Optimise LLVM for the type of Code GHC produces
At the moment only a some fairly basic benchmarking has been done of the LLVM back-end. Enough to give an indication of how it performs on the whole (well as far as you trust benchmarks anyway) and of what it can sometimes achieve. However this is by no means exauhstive or probably even close to it and doesn't give us enough information about the areas where LLVM performs badly. The LLVM optimisation pass also at the moment just uses the standard '-O' levels, which like GCC entail a whole bunch of optimisation passes. These groups are designed for C programs mostly.
- More benchmarking, particularly finding some bad spots for the LLVM back-end and generating a good picture of the characteristics of the back-end.
- Look into the LLVM optimiser, e.g perhaps some more work in the style of Don's work
- Look at any new optimisation passes that could be written for LLVM which would help to improve the code it generates for GHC.
- Look at general fixes/improvement to LLVM to improve the code it generates for LLVM (e.g at the moment LLVM performs a lot of redundant stack manipulation in the code in generates for GHC, would be good to fix this up).
LLVM Cross Compiler / Port
This is more of an experimental idea but the LLVM back-end looks like it would make a great choice for Porting LLVM. That is, instead of porting LLVM through the usual route of via-C and then fixing up the NCG, just try to do it all through the LLVM back-end. As LLVM is quite portable and supported on more platforms then GHC, it would be an interesting and valuable experiment to try to port GHC to a new platform by simply getting the LLVM back-end working on it. (The LLVM back-end works in both unregistered and registered mode, another advantage for porting compared to the C and NCG back-ends).
It would also be interesting to looking into improving GHC to support cross compiling and doing this through the LLVM back-end as it should be easier to fix up to support this feature than the C or NCG back-ends.
Stabilise / Bug Fixing
The back-end needs a fair amount of love and care just to get it into a state where it could be used as the default back-end by GHC if desired.
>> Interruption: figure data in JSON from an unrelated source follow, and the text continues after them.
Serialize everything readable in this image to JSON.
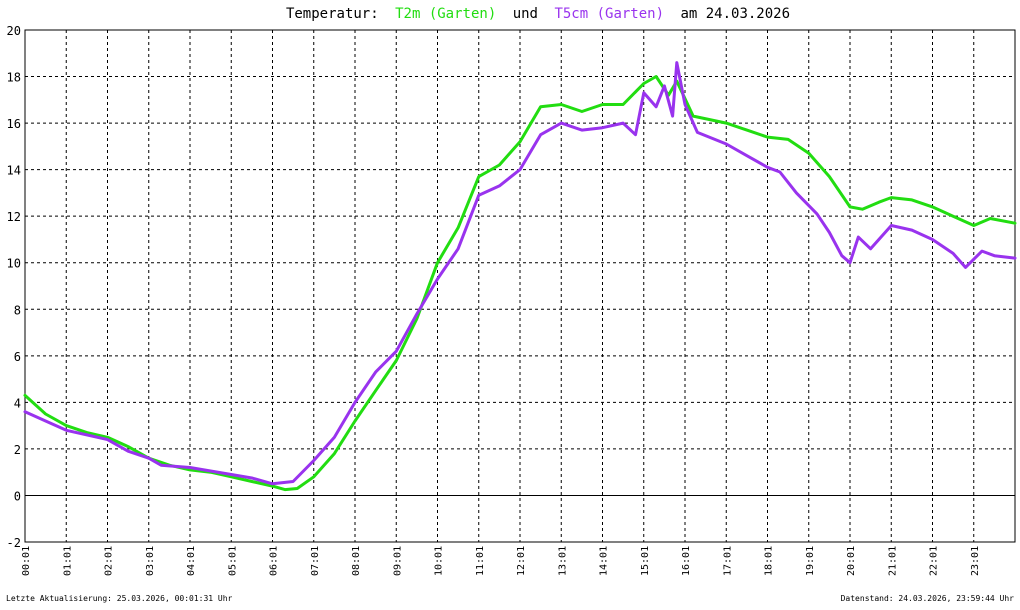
{
  "title": {
    "prefix": "Temperatur:",
    "series_a": "T2m (Garten)",
    "conjunction": "und",
    "series_b": "T5cm (Garten)",
    "suffix": "am 24.03.2026"
  },
  "footer": {
    "left": "Letzte Aktualisierung: 25.03.2026, 00:01:31 Uhr",
    "right": "Datenstand: 24.03.2026, 23:59:44 Uhr"
  },
  "colors": {
    "t2m": "#22dd11",
    "t5cm": "#9933ee",
    "grid": "#000000",
    "title_text": "#000000",
    "background": "#ffffff"
  },
  "chart_data": {
    "type": "line",
    "xlim": [
      0,
      24
    ],
    "ylim": [
      -2,
      20
    ],
    "y_ticks": [
      -2,
      0,
      2,
      4,
      6,
      8,
      10,
      12,
      14,
      16,
      18,
      20
    ],
    "x_tick_labels": [
      "00:01",
      "01:01",
      "02:01",
      "03:01",
      "04:01",
      "05:01",
      "06:01",
      "07:01",
      "08:01",
      "09:01",
      "10:01",
      "11:01",
      "12:01",
      "13:01",
      "14:01",
      "15:01",
      "16:01",
      "17:01",
      "18:01",
      "19:01",
      "20:01",
      "21:01",
      "22:01",
      "23:01"
    ],
    "grid": true,
    "series": [
      {
        "name": "T2m (Garten)",
        "color": "#22dd11",
        "points": [
          [
            0,
            4.3
          ],
          [
            0.5,
            3.5
          ],
          [
            1,
            3.0
          ],
          [
            1.5,
            2.7
          ],
          [
            2,
            2.5
          ],
          [
            2.5,
            2.1
          ],
          [
            3,
            1.6
          ],
          [
            3.5,
            1.3
          ],
          [
            4,
            1.1
          ],
          [
            4.5,
            1.0
          ],
          [
            5,
            0.8
          ],
          [
            5.5,
            0.6
          ],
          [
            6,
            0.4
          ],
          [
            6.3,
            0.25
          ],
          [
            6.6,
            0.3
          ],
          [
            7,
            0.8
          ],
          [
            7.5,
            1.8
          ],
          [
            8,
            3.2
          ],
          [
            8.5,
            4.5
          ],
          [
            9,
            5.8
          ],
          [
            9.5,
            7.6
          ],
          [
            10,
            10.0
          ],
          [
            10.5,
            11.5
          ],
          [
            11,
            13.7
          ],
          [
            11.5,
            14.2
          ],
          [
            12,
            15.2
          ],
          [
            12.5,
            16.7
          ],
          [
            13,
            16.8
          ],
          [
            13.5,
            16.5
          ],
          [
            14,
            16.8
          ],
          [
            14.5,
            16.8
          ],
          [
            15,
            17.7
          ],
          [
            15.3,
            18.0
          ],
          [
            15.6,
            17.2
          ],
          [
            15.8,
            17.8
          ],
          [
            16.2,
            16.3
          ],
          [
            17,
            16.0
          ],
          [
            17.5,
            15.7
          ],
          [
            18,
            15.4
          ],
          [
            18.5,
            15.3
          ],
          [
            19,
            14.7
          ],
          [
            19.5,
            13.7
          ],
          [
            20,
            12.4
          ],
          [
            20.3,
            12.3
          ],
          [
            20.7,
            12.6
          ],
          [
            21,
            12.8
          ],
          [
            21.5,
            12.7
          ],
          [
            22,
            12.4
          ],
          [
            22.5,
            12.0
          ],
          [
            23,
            11.6
          ],
          [
            23.4,
            11.9
          ],
          [
            24,
            11.7
          ]
        ]
      },
      {
        "name": "T5cm (Garten)",
        "color": "#9933ee",
        "points": [
          [
            0,
            3.6
          ],
          [
            0.5,
            3.2
          ],
          [
            1,
            2.8
          ],
          [
            1.5,
            2.6
          ],
          [
            2,
            2.4
          ],
          [
            2.5,
            1.9
          ],
          [
            3,
            1.6
          ],
          [
            3.3,
            1.3
          ],
          [
            4,
            1.2
          ],
          [
            4.5,
            1.05
          ],
          [
            5,
            0.9
          ],
          [
            5.5,
            0.75
          ],
          [
            6,
            0.5
          ],
          [
            6.5,
            0.6
          ],
          [
            7,
            1.5
          ],
          [
            7.5,
            2.5
          ],
          [
            8,
            4.0
          ],
          [
            8.5,
            5.3
          ],
          [
            9,
            6.2
          ],
          [
            9.5,
            7.8
          ],
          [
            10,
            9.3
          ],
          [
            10.5,
            10.6
          ],
          [
            11,
            12.9
          ],
          [
            11.5,
            13.3
          ],
          [
            12,
            14.0
          ],
          [
            12.5,
            15.5
          ],
          [
            13,
            16.0
          ],
          [
            13.5,
            15.7
          ],
          [
            14,
            15.8
          ],
          [
            14.5,
            16.0
          ],
          [
            14.8,
            15.5
          ],
          [
            15.0,
            17.3
          ],
          [
            15.3,
            16.7
          ],
          [
            15.5,
            17.6
          ],
          [
            15.7,
            16.3
          ],
          [
            15.8,
            18.6
          ],
          [
            16.0,
            16.8
          ],
          [
            16.3,
            15.6
          ],
          [
            17,
            15.1
          ],
          [
            17.5,
            14.6
          ],
          [
            18,
            14.1
          ],
          [
            18.3,
            13.9
          ],
          [
            18.7,
            13.0
          ],
          [
            19.2,
            12.1
          ],
          [
            19.5,
            11.3
          ],
          [
            19.8,
            10.3
          ],
          [
            20.0,
            10.0
          ],
          [
            20.2,
            11.1
          ],
          [
            20.5,
            10.6
          ],
          [
            21,
            11.6
          ],
          [
            21.5,
            11.4
          ],
          [
            22,
            11.0
          ],
          [
            22.5,
            10.4
          ],
          [
            22.8,
            9.8
          ],
          [
            23.2,
            10.5
          ],
          [
            23.5,
            10.3
          ],
          [
            24,
            10.2
          ]
        ]
      }
    ]
  }
}
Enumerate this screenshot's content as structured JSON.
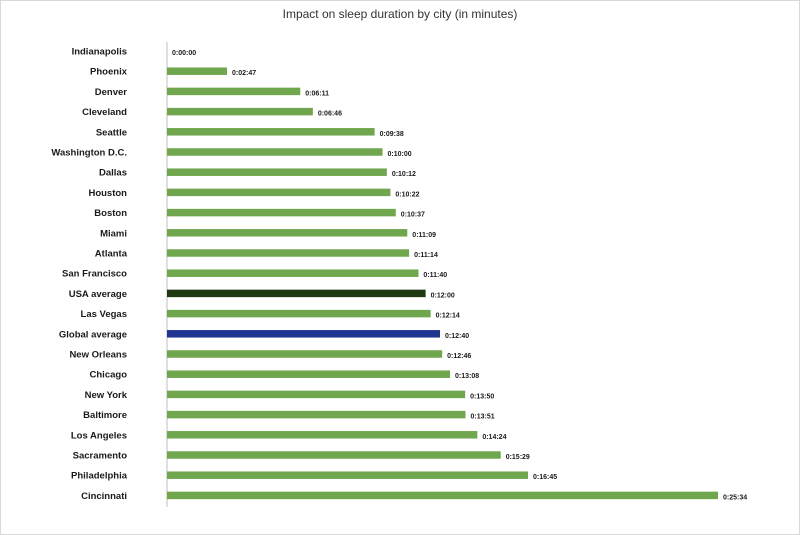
{
  "chart_data": {
    "type": "bar",
    "orientation": "horizontal",
    "title": "Impact on sleep duration by city (in minutes)",
    "xlabel": "",
    "ylabel": "",
    "grid": false,
    "legend": "none",
    "xlim": [
      "0:00:00",
      "0:25:34"
    ],
    "categories": [
      "Indianapolis",
      "Phoenix",
      "Denver",
      "Cleveland",
      "Seattle",
      "Washington D.C.",
      "Dallas",
      "Houston",
      "Boston",
      "Miami",
      "Atlanta",
      "San Francisco",
      "USA average",
      "Las Vegas",
      "Global average",
      "New Orleans",
      "Chicago",
      "New York",
      "Baltimore",
      "Los Angeles",
      "Sacramento",
      "Philadelphia",
      "Cincinnati"
    ],
    "values": [
      "0:00:00",
      "0:02:47",
      "0:06:11",
      "0:06:46",
      "0:09:38",
      "0:10:00",
      "0:10:12",
      "0:10:22",
      "0:10:37",
      "0:11:09",
      "0:11:14",
      "0:11:40",
      "0:12:00",
      "0:12:14",
      "0:12:40",
      "0:12:46",
      "0:13:08",
      "0:13:50",
      "0:13:51",
      "0:14:24",
      "0:15:29",
      "0:16:45",
      "0:25:34"
    ],
    "colors": {
      "default": "#70a64e",
      "USA average": "#1f3a13",
      "Global average": "#1f3590",
      "axis": "#bfbfbf"
    }
  }
}
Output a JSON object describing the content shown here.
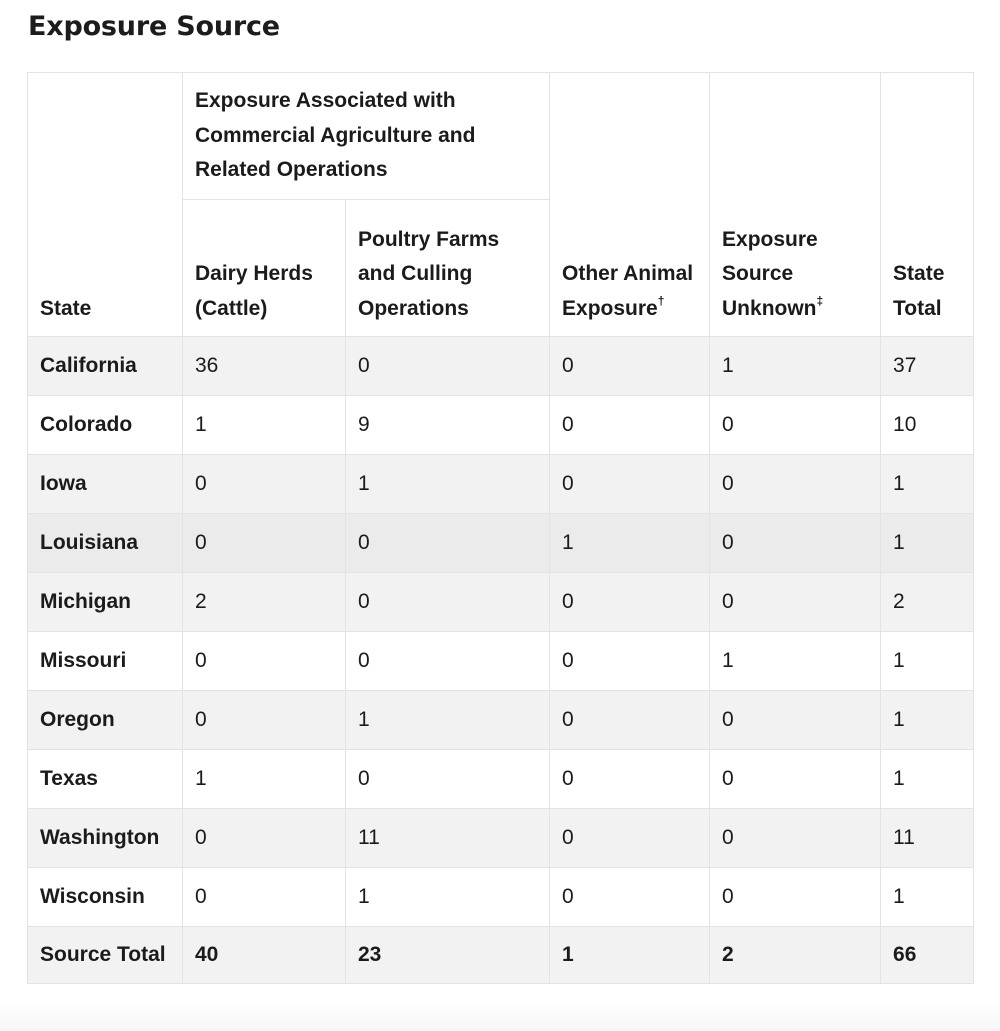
{
  "page_title": "Exposure Source",
  "table": {
    "headers": {
      "state": "State",
      "group": "Exposure Associated with Commercial Agriculture and Related Operations",
      "dairy": "Dairy Herds (Cattle)",
      "poultry": "Poultry Farms and Culling Operations",
      "other": "Other Animal Exposure",
      "other_mark": "†",
      "unknown": "Exposure Source Unknown",
      "unknown_mark": "‡",
      "total": "State Total"
    },
    "rows": [
      {
        "state": "California",
        "dairy": "36",
        "poultry": "0",
        "other": "0",
        "unknown": "1",
        "total": "37"
      },
      {
        "state": "Colorado",
        "dairy": "1",
        "poultry": "9",
        "other": "0",
        "unknown": "0",
        "total": "10"
      },
      {
        "state": "Iowa",
        "dairy": "0",
        "poultry": "1",
        "other": "0",
        "unknown": "0",
        "total": "1"
      },
      {
        "state": "Louisiana",
        "dairy": "0",
        "poultry": "0",
        "other": "1",
        "unknown": "0",
        "total": "1"
      },
      {
        "state": "Michigan",
        "dairy": "2",
        "poultry": "0",
        "other": "0",
        "unknown": "0",
        "total": "2"
      },
      {
        "state": "Missouri",
        "dairy": "0",
        "poultry": "0",
        "other": "0",
        "unknown": "1",
        "total": "1"
      },
      {
        "state": "Oregon",
        "dairy": "0",
        "poultry": "1",
        "other": "0",
        "unknown": "0",
        "total": "1"
      },
      {
        "state": "Texas",
        "dairy": "1",
        "poultry": "0",
        "other": "0",
        "unknown": "0",
        "total": "1"
      },
      {
        "state": "Washington",
        "dairy": "0",
        "poultry": "11",
        "other": "0",
        "unknown": "0",
        "total": "11"
      },
      {
        "state": "Wisconsin",
        "dairy": "0",
        "poultry": "1",
        "other": "0",
        "unknown": "0",
        "total": "1"
      }
    ],
    "footer": {
      "state": "Source Total",
      "dairy": "40",
      "poultry": "23",
      "other": "1",
      "unknown": "2",
      "total": "66"
    }
  }
}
- Platform support: Only supports x86 Linux. There are a number of serious bugs on Mac OS X. Windows hasn't been tested. SPARC also hasn't been tested and would need to have changes made in LLVM so that the SPARC LLVM back-end supported the GHC calling convention.
- Has been a report the back-end interacts badly with the '-dynamic' GHC flag.
- Back-end hasn't been thoroughly tested across the full range of GHC configurations (e.g threaded...)
- LLVM back-end is out of tree currently.
- Back-end can be reduced in size and use faster data structures (FastString instead of String, OrdList instead of List, might be able to get rid of the environment used by the back-end as I believe the label naming convention stores may store enough information for the back-ends uses).